Schobel, a first-team alternate for the 2007 Pro Bowl, was called upon to relieve an injured Jason Taylor in the Pro Bowl. This was his second consecutive year in the Pro Bowl.

He started in 116 consecutive games with the Bills from 2003 until 2008, when he was on the inactive list for a game against the San Diego Chargers due to an injured foot. After a team-leading, 10-sack 2009 season, Schobel informed the Bills that he was considering retirement. To add on, new coach Gailey said that he was looking to switch from a 4–3 to 3–4 defense. It was reported by the Buffalo News on May 10, 2010, that Schobel & his wife June had sold their Orchard Park house, further adding to the speculation of his impending departure from the Bills. On July 27, 2010, Schobel announced he was 70/30 on returning to the Bills.

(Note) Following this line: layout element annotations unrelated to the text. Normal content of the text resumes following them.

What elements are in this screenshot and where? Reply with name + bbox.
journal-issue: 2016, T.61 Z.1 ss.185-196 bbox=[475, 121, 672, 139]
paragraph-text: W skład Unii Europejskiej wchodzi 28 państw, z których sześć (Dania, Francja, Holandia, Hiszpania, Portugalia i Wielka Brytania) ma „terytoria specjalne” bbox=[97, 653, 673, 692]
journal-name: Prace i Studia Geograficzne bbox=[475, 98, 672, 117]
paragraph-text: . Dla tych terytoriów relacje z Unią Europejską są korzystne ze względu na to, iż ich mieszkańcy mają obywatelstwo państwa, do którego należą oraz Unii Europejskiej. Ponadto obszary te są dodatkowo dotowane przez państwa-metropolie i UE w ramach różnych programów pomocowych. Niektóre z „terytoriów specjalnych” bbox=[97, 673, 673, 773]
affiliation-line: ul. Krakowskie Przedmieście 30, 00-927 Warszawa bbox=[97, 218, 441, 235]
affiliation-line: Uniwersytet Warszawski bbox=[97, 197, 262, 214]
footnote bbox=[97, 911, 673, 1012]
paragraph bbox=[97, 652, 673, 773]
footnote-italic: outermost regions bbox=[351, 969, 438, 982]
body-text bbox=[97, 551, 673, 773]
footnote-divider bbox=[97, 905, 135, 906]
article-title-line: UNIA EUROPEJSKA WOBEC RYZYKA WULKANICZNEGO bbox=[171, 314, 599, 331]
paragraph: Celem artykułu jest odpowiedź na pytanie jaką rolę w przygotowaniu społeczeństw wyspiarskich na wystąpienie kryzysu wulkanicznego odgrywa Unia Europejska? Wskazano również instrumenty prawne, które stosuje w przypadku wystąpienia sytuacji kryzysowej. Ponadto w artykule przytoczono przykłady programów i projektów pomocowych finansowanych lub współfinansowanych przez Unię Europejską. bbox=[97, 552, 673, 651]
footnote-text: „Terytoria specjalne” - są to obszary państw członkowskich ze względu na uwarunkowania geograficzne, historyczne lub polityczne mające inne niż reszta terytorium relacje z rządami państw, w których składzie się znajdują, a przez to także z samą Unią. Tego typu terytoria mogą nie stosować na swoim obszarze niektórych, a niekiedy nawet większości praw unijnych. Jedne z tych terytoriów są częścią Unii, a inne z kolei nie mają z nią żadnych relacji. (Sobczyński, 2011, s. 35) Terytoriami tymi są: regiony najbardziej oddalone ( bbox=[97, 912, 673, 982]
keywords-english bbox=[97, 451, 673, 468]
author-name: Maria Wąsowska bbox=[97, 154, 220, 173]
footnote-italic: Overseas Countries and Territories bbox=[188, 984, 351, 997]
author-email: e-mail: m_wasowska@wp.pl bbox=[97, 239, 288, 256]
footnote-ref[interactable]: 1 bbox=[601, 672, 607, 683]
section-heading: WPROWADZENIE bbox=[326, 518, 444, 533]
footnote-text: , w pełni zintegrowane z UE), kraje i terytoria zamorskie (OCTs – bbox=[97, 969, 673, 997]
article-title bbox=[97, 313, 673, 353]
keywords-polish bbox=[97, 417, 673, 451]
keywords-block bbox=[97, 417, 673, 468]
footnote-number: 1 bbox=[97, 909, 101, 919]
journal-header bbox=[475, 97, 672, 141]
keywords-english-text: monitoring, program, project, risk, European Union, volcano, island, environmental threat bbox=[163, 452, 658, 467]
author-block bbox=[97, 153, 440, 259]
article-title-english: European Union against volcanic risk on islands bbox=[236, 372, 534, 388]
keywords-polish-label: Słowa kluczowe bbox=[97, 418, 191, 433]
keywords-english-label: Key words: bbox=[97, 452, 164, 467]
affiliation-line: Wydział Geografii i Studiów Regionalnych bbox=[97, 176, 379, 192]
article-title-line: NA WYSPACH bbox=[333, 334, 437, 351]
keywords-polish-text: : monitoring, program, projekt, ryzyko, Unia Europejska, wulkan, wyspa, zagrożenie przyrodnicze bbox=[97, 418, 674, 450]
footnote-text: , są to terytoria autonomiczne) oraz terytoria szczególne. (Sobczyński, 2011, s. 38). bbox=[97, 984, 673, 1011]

On August 4, 2010, the Bills released Schobel. He never signed with any other team; being released instead cemented his decision to retire, which he did on August 16.

Pre-draft measurables
| Height | Weight | 40-yard dash | 20-yard shuttle | Three-cone drill | Vertical jump | Broad jump |
| 6 ft 4 in (1.93 m) | 263 lb (119 kg) | 4.75 s | 4.03 s | 7.16 s | 38 in (0.97 m) | 9 ft 11 in (3.02 m) |
All values from NFL Combine.

==NFL career statistics==

Legend
| Bold | Career high |

Year: Team; Games; Tackles; Interceptions; Fumbles
GP: GS; Cmb; Solo; Ast; Sck; TFL; Int; Yds; TD; Lng; PD; FF; FR; Yds; TD
2001: BUF; 16; 11; 42; 31; 11; 6.5; 7; 0; 0; 0; 0; 2; 0; 0; 0; 0
2002: BUF; 16; 16; 52; 34; 18; 8.5; 12; 0; 0; 0; 0; 4; 1; 0; 0; 0
2003: BUF; 16; 16; 60; 37; 23; 11.5; 15; 1; 6; 0; 6; 3; 1; 1; 0; 0
2004: BUF; 16; 16; 73; 46; 27; 8.0; 9; 0; 0; 0; 0; 4; 5; 3; 0; 0
2005: BUF; 16; 16; 71; 54; 17; 12.0; 14; 1; 0; 0; 0; 5; 2; 1; 0; 0
2006: BUF; 16; 16; 53; 35; 18; 14.0; 12; 0; 0; 0; 0; 3; 4; 1; 0; 0
2007: BUF; 16; 16; 57; 45; 12; 6.5; 7; 0; 0; 0; 0; 5; 5; 1; 0; 0
2008: BUF; 5; 5; 19; 18; 1; 1.0; 5; 0; 0; 0; 0; 1; 0; 0; 0; 0
2009: BUF; 16; 16; 56; 34; 22; 10.0; 17; 1; 26; 1; 26; 4; 3; 1; 0; 0
Career: 133; 128; 483; 334; 149; 78.0; 98; 3; 32; 1; 26; 31; 21; 8; 0; 0

==Personal life==
Aaron is the older brother of former NFL tight end Matt Schobel and cousin of former Jacksonville Jaguars defensive end Bo Schobel. Schobel and his wife, June have two sons, Brock and John, and one daughter, Erika.